Today was all about walking and acquainting ourselves with the city. While my legs may fall off, I was so excited to finally get to tour this beautiful city. One thing I noticed throughout the day was the old and new weaving together in the landscape, architecture, and culture of the city. Our morning walking tour of the traditional tourist sites, such as Westminster Abbey, Buckingham Palace, and the Houses of Parliament, showed me the traditional architecture that has been in the city for hundreds of years. However, crawling throughout these historic landmarks were bustling streets full of cars and busses, and the Tube was running right below our feet. While London continues to take pride the buildings that showcase their extensive history, the city is extremely modern.
During our second walking tour of Kings Cross station, St Pancreas, and the University of the Arts, the disparities between old and new architecture were highlighted again.
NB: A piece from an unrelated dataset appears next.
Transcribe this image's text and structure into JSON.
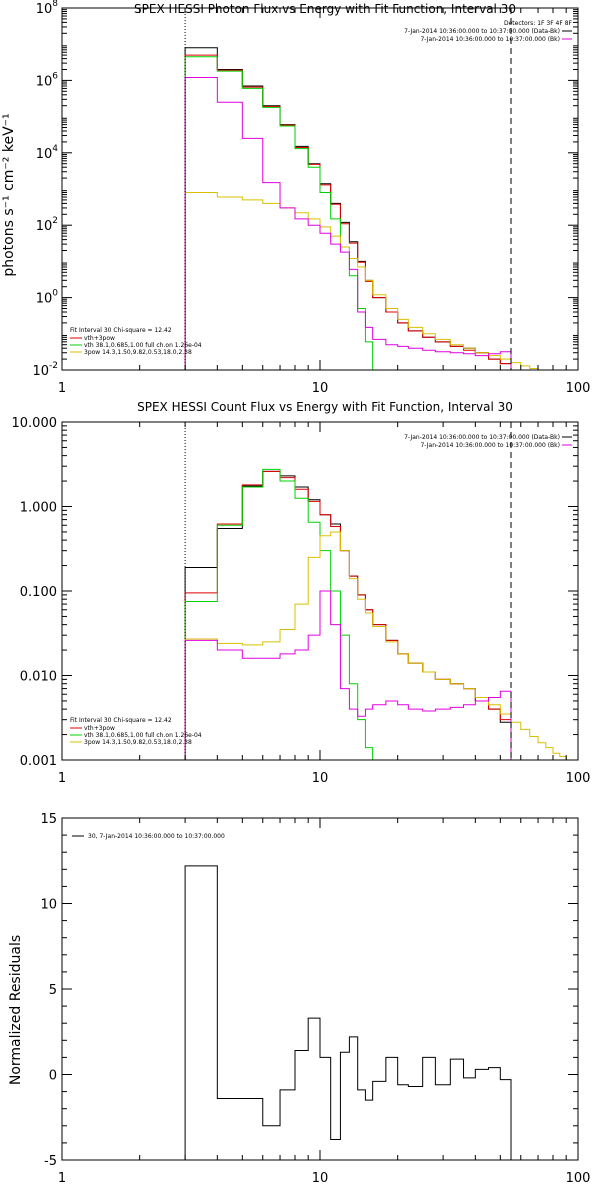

King’s Cross station is an extremely old building, but inside held Eurotrains and modern art. In the University of the Arts, Carol Ann pointed out to us that the old garage markings on the brick walls of the University. The city allowed the University to use an old building, but set rules to ensure that history was not destroyed.
After our walking tours, we went to The London Eye. It was amazing to see a bird’s EYE (hah) view of the city, and the experience again highlighted the juxtaposition of old and new throughout the city. We saw Big Ben and The Houses of Parliament from the top of the wheel, but the eye itself is only about 14 years old. Londoners take pride in this new piece of architecture, and it has become almost as much a fixture of London as Big Ben.
I’d like to think that this is a reflection of the culture of London. The city may be old, but the people are forward thinking, constantly looking for ways to modernize the city, without loosing sight of the past.